Contrary to subsequent myth, Stalin was not widely loved or respected, peasants had bitter hatred for communism and restless national minorities went over to the Germans. Even at the height of battle, when the tide was turning after Stalingrad and with NKVD troops at the rear to fire on anyone retreating, men deserted in droves. Just before the battle of Kursk, some 6,000 troops deserted. Some 158,000 men were formally sentenced to be executed during the war, and at least 422,700 were sentenced to serve in penal battalions, ordered forward to almost certain death. It was not just the unbearable conditions, the hunger and the panic: there was also desperate worry about families lost or under German occupation. And yet, despite all this, the Red Army prevailed. Merridale dwells on what kept it going: the deep Russian patriotism, genuine horror at German atrocities, comradeship – even if it lasted only weeks before death intervened – fast-learnt leadership, better training and the gradual replacement of political appointees by tough, seasoned officers. Stalin finally listened to his generals. The massive war effort paid off: by 1943, the Soviets were turning out T-34 tanks, the mainstay of the war, at a rate of over 1,200 a month. The technology was simple but effective, the tactics became sophisticated and morale rose as propaganda fanned tales of heroism.

The books covers every aspect of daily life: sex (very little of it), religion (tenaciously present), politics (omnipresent) and the powerful thirst for revenge.
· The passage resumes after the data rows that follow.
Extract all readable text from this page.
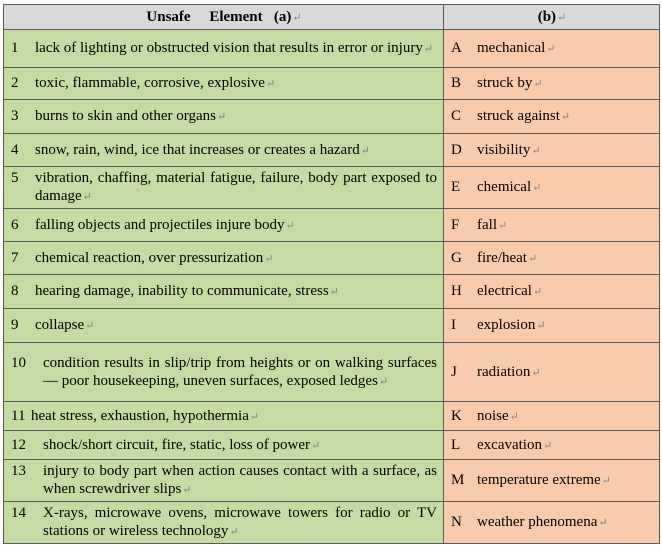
Unsafe Element (a)↵	(b)↵

1 lack of lighting or obstructed vision that results in error or injury↵	A mechanical↵

2 toxic, flammable, corrosive, explosive↵	B struck by↵

3 burns to skin and other organs↵	C struck against↵

4 snow, rain, wind, ice that increases or creates a hazard↵	D visibility↵

5 vibration, chaffing, material fatigue, failure, body part exposed to damage↵	E chemical↵

6 falling objects and projectiles injure body↵	F fall↵

7 chemical reaction, over pressurization↵	G fire/heat↵

8 hearing damage, inability to communicate, stress↵	H electrical↵

9 collapse↵	I explosion↵

10 condition results in slip/trip from heights or on walking surfaces — poor housekeeping, uneven surfaces, exposed ledges↵	J radiation↵

11 heat stress, exhaustion, hypothermia↵	K noise↵

12 shock/short circuit, fire, static, loss of power↵	L excavation↵

13 injury to body part when action causes contact with a surface, as when screwdriver slips↵	M temperature extreme↵

14 X-rays, microwave ovens, microwave towers for radio or TV stations or wireless technology↵	N weather phenomena↵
Merridale seamlessly weaves the anecdotes with the narrative, the war history with the battlefield experience of individual soldiers, the official claims and the grim reality. She follows the Red Army as it fights back through ruined villages, past the hideous liberated concentration camps and into the ruins of Berlin. It was an eventual triumph. But at a stupendous and unimaginable national and human cost.